Thanks a lot. Should I modify some codes in your scripts, or perhaps you could help with that if you have time? Because I saw you have added human and mouse support in SPECIES PARAMETERS of the script CAST-Seq.R, is it ok if I just modify this part if I only want to run my data in CAST-Seq mode?

gandrigit commented 9 months ago

I will update the script CAST-Seq.R accordingly. I will let you know ASAP.

gandrigit commented 9 months ago

Please check theCAST-Seq.R update (from line 902). You still have to add the files in the annotation directory. You have provide:

panxiaoguang commented 9 months ago

Please check theCAST-Seq.R update (from line 902). You still have to add the files in the annotation directory. You have provide:

  • bowtie2 index
  • chrom.sizes file
  • dr11_TSS_TES.txt You can check both human and mouse annotation folder to see what these files are.

oh, Thank you so much! I will try it.

panxiaoguang commented 9 months ago

Please check theCAST-Seq.R update (from line 902). You still have to add the files in the annotation directory. You have provide:

  • bowtie2 index
  • chrom.sizes file
  • dr11_TSS_TES.txt You can check both human and mouse annotation folder to see what these files are.

Sorry to bother you again. How did you get "hg38_TSS_TES.txt"? I choose the first five genes and search for their start and stop on Google. It seems that the Tss and Tes of some genes just use their gene locations, while others do not. So that's really confusing. I hope to get your answer. (PS: the gene locations are also not same from different databases such as GeneCard, UCSC and ensembl.) In addition, should we use txStart and txEnd as the TSS and TES ?

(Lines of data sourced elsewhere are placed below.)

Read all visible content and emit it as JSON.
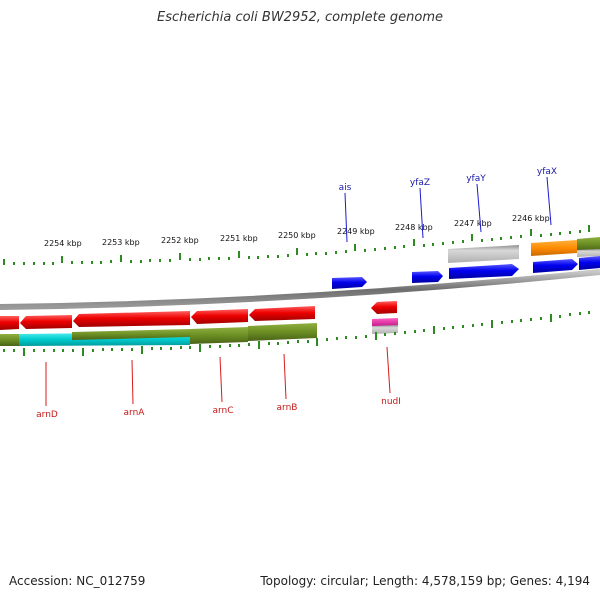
{
  "title": "Escherichia coli BW2952, complete genome",
  "footer": {
    "accession": "Accession: NC_012759",
    "summary": "Topology: circular; Length: 4,578,159 bp; Genes: 4,194"
  },
  "scale_labels": [
    "2254 kbp",
    "2253 kbp",
    "2252 kbp",
    "2251 kbp",
    "2250 kbp",
    "2249 kbp",
    "2248 kbp",
    "2247 kbp",
    "2246 kbp"
  ],
  "genes_top": [
    "ais",
    "yfaZ",
    "yfaY",
    "yfaX"
  ],
  "genes_bottom": [
    "arnD",
    "arnA",
    "arnC",
    "arnB",
    "nudI"
  ],
  "colors": {
    "forward_cds": "#0000ee",
    "reverse_cds": "#ee0000",
    "olive": "#6b8e23",
    "cyan": "#00ced1",
    "gray": "#b5b5b5",
    "orange": "#ff8c00",
    "magenta": "#e0209a",
    "tick_green": "#2e8b22",
    "backbone": "#808080"
  }
}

gandrigit commented 9 months ago

For Human and Mouse, we use biomaRt to retrieve this information from the enter gene id (entrez):

results <- getBM(attributes = c("entrezgene_id", "chromosome_name", "start_position", "end_position", "strand"),
        filters = c("entrezgene_id"),
        values = entrez, mart = ensembl)

So TSS and TES represent the start_position and end_position respectively. This information is used to annotate the sites in the end. You can always run the pipeline, and check the sites manually with different ressources.

panxiaoguang commented 9 months ago

Thank you so much, and I will try it. In addition, when I'm looking at the additional files, what's the meaning of the start and end positions in file "ots.bed"? It seems to be a region that includes "predicted cutting sites - 16 bp" and "predicted cutting sites + 14 bp." Your predicted cutting site is N18 when I compare the sequence from "pos.fa" with "gRNA.fa." I want to know whether my analysis is true, and I thank you again for your help.

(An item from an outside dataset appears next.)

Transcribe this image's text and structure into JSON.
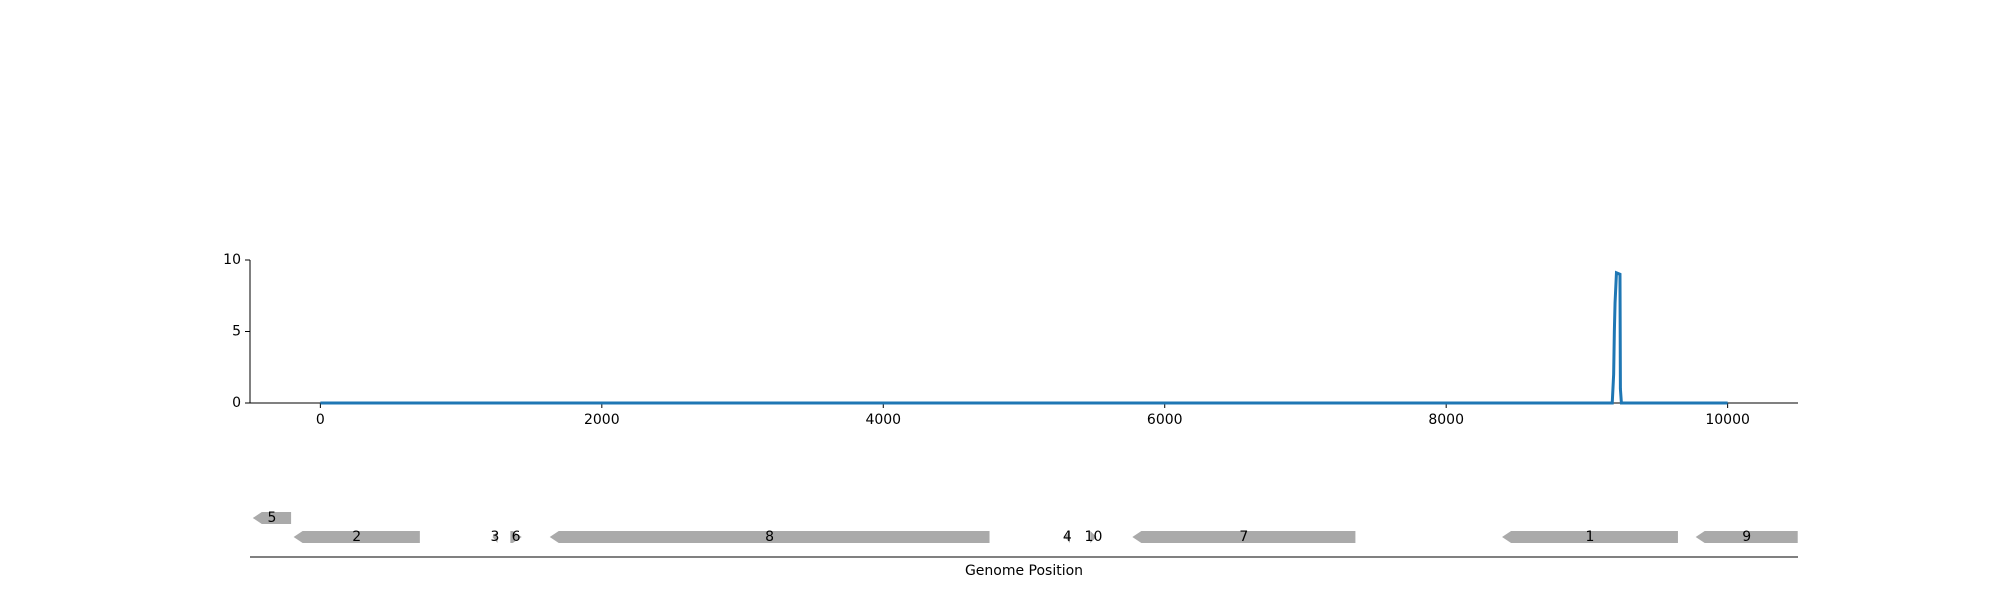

panxiaoguang commented 9 months ago

For Human and Mouse, we use biomaRt to retrieve this information from the enter gene id (entrez):

results <- getBM(attributes = c("entrezgene_id", "chromosome_name", "start_position", "end_position", "strand"),
      filters = c("entrezgene_id"),
      values = entrez, mart = ensembl)

So TSS and TES represent the start_position and end_position respectively. This information is used to annotate the sites in the end. You can always run the pipeline, and check the sites manually with different ressources.

Hi, I tried the function like this:

library(biomaRt)
ensembl <- useDataset(dataset = "hsapiens_gene_ensembl", biomart = "genes")
attributes = listAttributes(ensembl)
attributes[9:12,]

and the results showed as :

              name              description         page
9  chromosome_name Chromosome/scaffold name feature_page
10  start_position          Gene start (bp) feature_page
11    end_position            Gene end (bp) feature_page
12          strand                   Strand feature_page

So the start and end positions here are actually gene start and end positions, not TSS and TES, which are the same as those that were retrieved directly from the website. The version of ensebml will also influence the boundaries, so that's why I felt confused when I did that last time. Thank you very much.